Fixed deposits: Don't try to predict the peak
Bank fixed deposit rates could inch up further, though not dramatically.
These rates have increased by a lower amount than the 250 bps rise in the repo rate.
System liquidity is now neutral and not in surplus. Credit demand remains buoyant.
"As long as credit growth rate surpasses the growth rate in bank deposits, banks will continue to increase FD rates to attract more deposits and meet the increasing demand for credit," says Naveen Kukreja, co-founder and CEO, Paisabazaar.
Predicting the peak rate is difficult. "Here onward lock yourself into good opportunities whenever you find them," says Pandya.
Kukreja says: "Currently, many small finance banks and a few private sector banks are offering highest FD slab rates of 7.5 per cent per cent or above.

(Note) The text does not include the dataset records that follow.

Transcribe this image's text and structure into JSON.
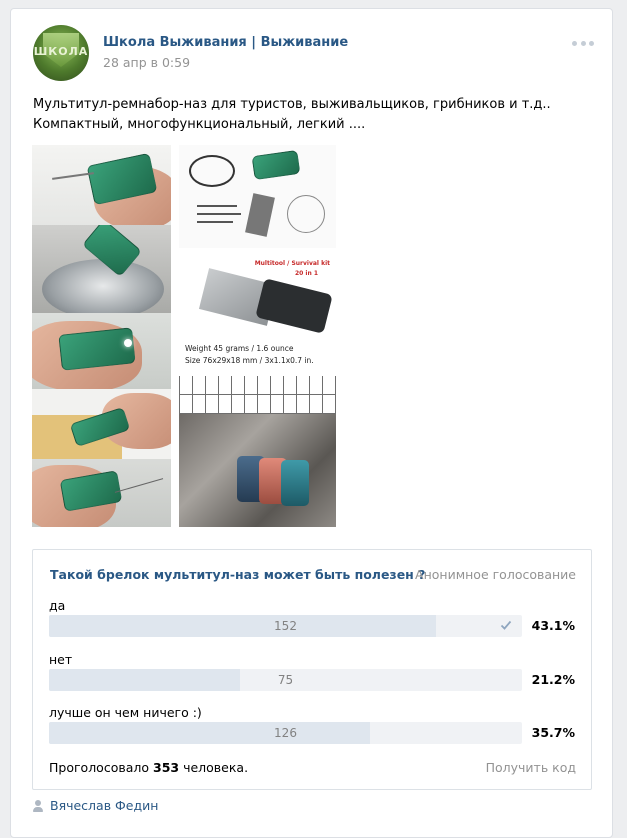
{
  "post": {
    "author": "Школа Выживания | Выживание",
    "date": "28 апр в 0:59",
    "avatar_text": "ШКОЛА",
    "text_lines": [
      "Мультитул-ремнабор-наз для туристов, выживальщиков, грибников и т.д..",
      "Компактный, многофункциональный, легкий ...."
    ]
  },
  "images": {
    "kit_label": "Multitool / Survival kit",
    "kit_sub": "20 in 1",
    "weight": "Weight 45 grams / 1.6 ounce",
    "size": "Size 76x29x18 mm / 3x1.1x0.7 in."
  },
  "poll": {
    "question": "Такой брелок мультитул-наз может быть полезен ?",
    "type": "Анонимное голосование",
    "options": [
      {
        "label": "да",
        "votes": "152",
        "percent": "43.1%",
        "fraction": 0.431,
        "voted": true
      },
      {
        "label": "нет",
        "votes": "75",
        "percent": "21.2%",
        "fraction": 0.212,
        "voted": false
      },
      {
        "label": "лучше он чем ничего :)",
        "votes": "126",
        "percent": "35.7%",
        "fraction": 0.357,
        "voted": false
      }
    ],
    "voted_prefix": "Проголосовало",
    "voted_count": "353",
    "voted_suffix": "человека.",
    "get_code": "Получить код"
  },
  "signer": {
    "name": "Вячеслав Федин"
  },
  "colors": {
    "link": "#2a5885",
    "muted": "#939393",
    "bar_bg": "#f0f2f5",
    "bar_fill": "#dfe6ee"
  },
  "icons": [
    "more-dots-icon",
    "check-icon",
    "user-icon"
  ]
}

Select your tenor based on your investment horizon and FD slab rates."
Ladder your FDs to ensure liquidity at regular intervals.

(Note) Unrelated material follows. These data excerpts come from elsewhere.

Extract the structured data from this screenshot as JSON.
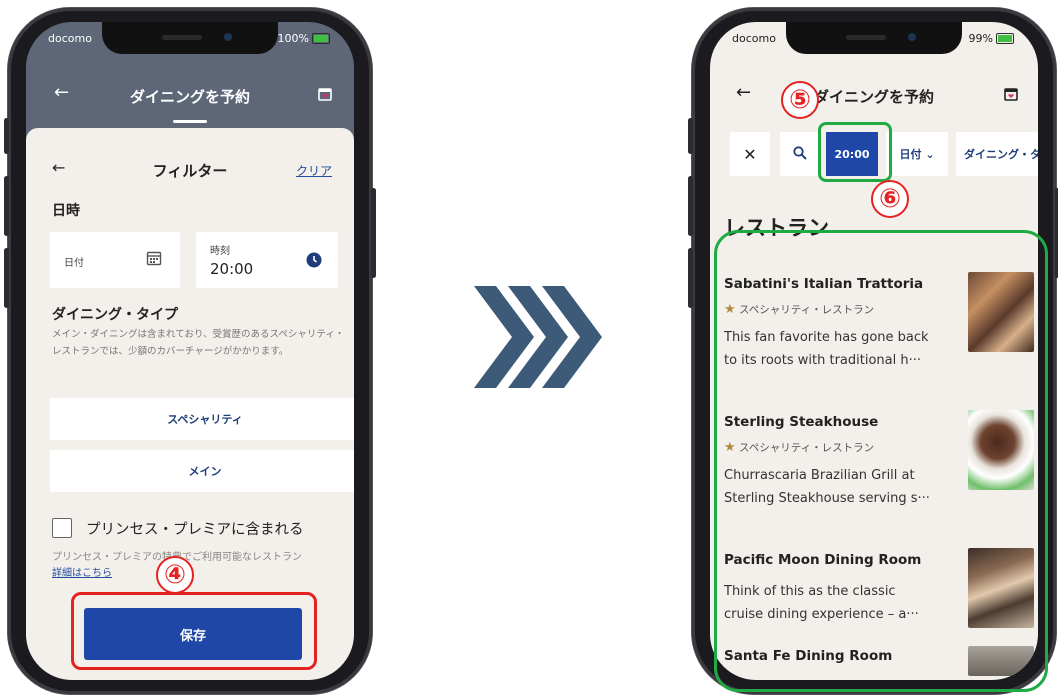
{
  "left_phone": {
    "status": {
      "carrier": "docomo",
      "battery": "100%"
    },
    "header": {
      "title": "ダイニングを予約",
      "back_icon": "arrow-left-icon",
      "calendar_icon": "calendar-heart-icon"
    },
    "filter": {
      "title": "フィルター",
      "clear_label": "クリア",
      "datetime_title": "日時",
      "date_label": "日付",
      "time_label": "時刻",
      "time_value": "20:00",
      "dining_type_title": "ダイニング・タイプ",
      "dining_type_desc": "メイン・ダイニングは含まれており、受賞歴のあるスペシャリティ・レストランでは、少額のカバーチャージがかかります。",
      "options": [
        "スペシャリティ",
        "メイン"
      ],
      "princess_label": "プリンセス・プレミアに含まれる",
      "princess_note": "プリンセス・プレミアの特典でご利用可能なレストラン",
      "details_link": "詳細はこちら",
      "save_label": "保存"
    }
  },
  "right_phone": {
    "status": {
      "carrier": "docomo",
      "battery": "99%"
    },
    "header": {
      "title": "ダイニングを予約"
    },
    "chips": {
      "time": "20:00",
      "date": "日付",
      "dining": "ダイニング・タ"
    },
    "list_title": "レストラン",
    "restaurants": [
      {
        "name": "Sabatini's Italian Trattoria",
        "type": "スペシャリティ・レストラン",
        "desc_line1": "This fan favorite has gone back",
        "desc_line2": "to its roots with traditional h···"
      },
      {
        "name": "Sterling Steakhouse",
        "type": "スペシャリティ・レストラン",
        "desc_line1": "Churrascaria Brazilian Grill at",
        "desc_line2": "Sterling Steakhouse serving s···"
      },
      {
        "name": "Pacific Moon Dining Room",
        "type": "",
        "desc_line1": "Think of this as the classic",
        "desc_line2": "cruise dining experience – a···"
      },
      {
        "name": "Santa Fe Dining Room"
      }
    ]
  },
  "annotations": {
    "step4": "④",
    "step5": "⑤",
    "step6": "⑥"
  },
  "colors": {
    "accent_blue": "#1f47a8",
    "annotation_red": "#e52222",
    "annotation_green": "#1faa44",
    "chevron": "#3d5a78"
  }
}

Debt MFs: Don't get aggressive
Choudhary suggests investing in high-quality debt mutual funds having moderate duration (three-five-year average maturity).
He warns against taking risk in the current macroeconomic environment to compensate for the recent change in tax rules of debt MFs.
Yield to maturity of debt MFs have improved owing to the rise in interest rates.
"With the probability of further rate hikes declining, investors are unlikely to suffer adverse mark-to-market impact. Returns from debt funds are likely to be in line with YTM minus the expense ratio of funds in the near future," says Sen.
Investors can choose from categories like liquid, ultra short duration, money market funds, banking and PSU, and corporate bond funds (based on their horizon) while avoiding excessive risk.
Some experts are not bullish on duration calls.
"The average spread between the repo rate and the 10-year G-Sec is 100 bps for the past 22 years. Currently the spread is at 70 bps. So the scope for a bond rally is limited even if the RBI cuts the repo rate," says Sen.
Home loans: Prepay or refinance
Borrowers reeling under the weight of high EMIs and long tenors breathed a sigh of relief after the pause.
Several banks have reduced their spread over the benchmark.
"The spread, which was 300 bps in 2019-20, has come down to 200 bps today," says Adhil Shetty, CEO, BankBazaar.
The decline in spreads, he adds, offers an opportunity for existing borrowers to refinance their loans at a lower rate.
Keep an eye out on your credit score as it's a prerequisite for refinancing your loan at an attractive rate.
Borrowers who are early in their loan tenor must plan prepayments.
"If you took a loan four-five years ago, the rise in interest rates would have caused your tenor to balloon. Take a good look at your finances, see where you can save, and plan prepayments," says Shetty.